Pod security admission controller in Kubernetes - Time & Space Complexity

We want to understand how the Pod Security Admission Controller's processing time changes as more pods are created or updated in a Kubernetes cluster.

Specifically, how does the controller's work grow when handling many pod requests?

Analyze the time complexity of the following admission controller snippet.

apiVersion: admissionregistration.k8s.io/v1
kind: ValidatingAdmissionWebhook
metadata:
  name: pod-security-webhook
webhooks:
- name: pod-security.kubernetes.io
  rules:
  - operations: ["CREATE", "UPDATE"]
    apiGroups: [""]
    apiVersions: ["v1"]
    resources: ["pods"]
  admissionReviewVersions: ["v1"]
  sideEffects: None

This webhook intercepts pod creation and update requests to check if they meet security standards before allowing them.

• Primary operation: The admission controller inspects each pod's security settings one by one as requests come in.
• How many times: Once per pod creation or update request.

Each pod request is checked individually, so the total work grows directly with the number of pod requests.

Input Size (n)	Approx. Operations
10	10 checks
100	100 checks
1000	1000 checks

Pattern observation: The work grows in a straight line as more pods are processed.

Time Complexity: O(n)

This means the time to check pods grows directly in proportion to how many pods are created or updated.

[X] Wrong: "The admission controller checks all pods in the cluster every time a new pod is created."
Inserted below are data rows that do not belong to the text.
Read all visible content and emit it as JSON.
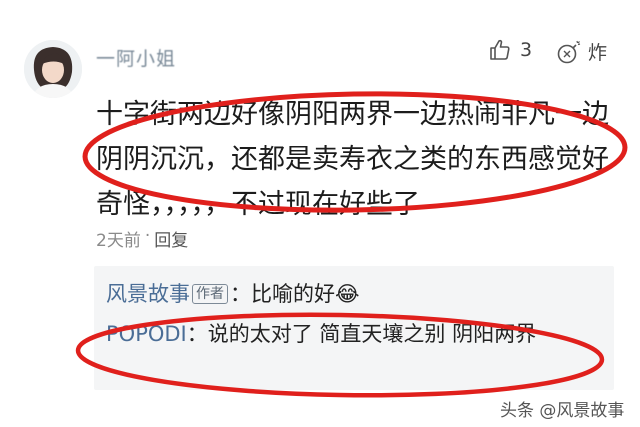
{
  "user": {
    "name": "一阿小姐"
  },
  "actions": {
    "like_count": "3",
    "bomb_label": "炸"
  },
  "comment": {
    "text": "十字街两边好像阴阳两界一边热闹非凡一边阴阴沉沉，还都是卖寿衣之类的东西感觉好奇怪，，，，，不过现在好些了"
  },
  "meta": {
    "time": "2天前",
    "separator": "·",
    "reply_label": "回复"
  },
  "replies": [
    {
      "author": "风景故事",
      "tag": "作者",
      "separator": "：",
      "text": "比喻的好😂"
    },
    {
      "author": "POPODI",
      "separator": "：",
      "text": "说的太对了 简直天壤之别 阴阳两界"
    }
  ],
  "watermark": "头条 @风景故事",
  "colors": {
    "annotation_ellipse": "#e0201c",
    "reply_author": "#4a6d96",
    "reply_bg": "#f4f5f6"
  }
}
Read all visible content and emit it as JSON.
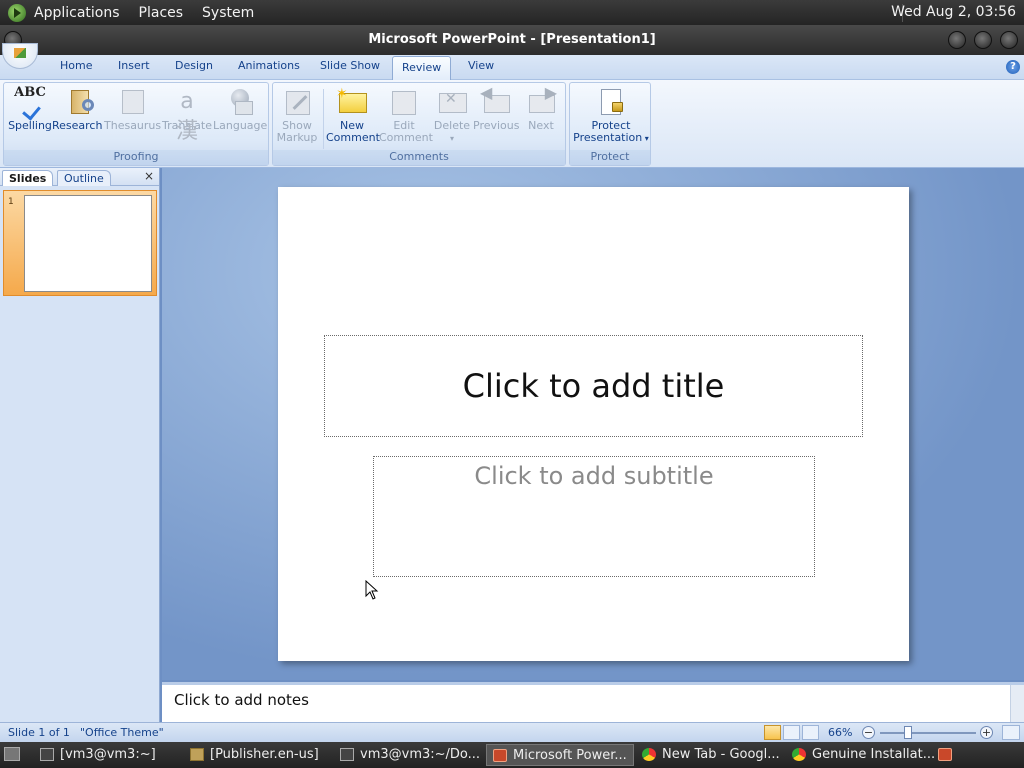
{
  "gnome_panel": {
    "menus": [
      "Applications",
      "Places",
      "System"
    ],
    "clock": "Wed Aug  2, 03:56"
  },
  "window": {
    "title": "Microsoft PowerPoint - [Presentation1]"
  },
  "ribbon": {
    "tabs": [
      "Home",
      "Insert",
      "Design",
      "Animations",
      "Slide Show",
      "Review",
      "View"
    ],
    "active_tab": "Review",
    "groups": {
      "proofing": {
        "label": "Proofing",
        "buttons": [
          "Spelling",
          "Research",
          "Thesaurus",
          "Translate",
          "Language"
        ]
      },
      "comments": {
        "label": "Comments",
        "show_markup": [
          "Show",
          "Markup"
        ],
        "new_comment": [
          "New",
          "Comment"
        ],
        "edit_comment": [
          "Edit",
          "Comment"
        ],
        "delete": "Delete",
        "previous": "Previous",
        "next": "Next"
      },
      "protect": {
        "label": "Protect",
        "protect_presentation": [
          "Protect",
          "Presentation"
        ]
      }
    }
  },
  "left_pane": {
    "tabs": [
      "Slides",
      "Outline"
    ],
    "active_tab": "Slides",
    "thumbnail_number": "1"
  },
  "slide": {
    "title_placeholder": "Click to add title",
    "subtitle_placeholder": "Click to add subtitle"
  },
  "notes": {
    "placeholder": "Click to add notes"
  },
  "status_bar": {
    "slide_indicator": "Slide 1 of 1",
    "theme": "\"Office Theme\"",
    "zoom": "66%"
  },
  "taskbar": {
    "items": [
      "[vm3@vm3:~]",
      "[Publisher.en-us]",
      "vm3@vm3:~/Do...",
      "Microsoft Power...",
      "New Tab - Googl...",
      "Genuine Installat..."
    ],
    "active_index": 3
  },
  "colors": {
    "ribbon_text": "#15428b",
    "workspace_bg": "#7395c8",
    "selected_thumb": "#f5a94b"
  }
}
[OK] Correct: The controller only checks the pod in the current request, not all existing pods, so it does not do extra work for past pods.

Understanding how admission controllers scale helps you design systems that stay fast as clusters grow. This skill shows you can think about real-world system behavior clearly.

What if the admission controller also checked all existing pods in the cluster on each new pod request? How would the time complexity change?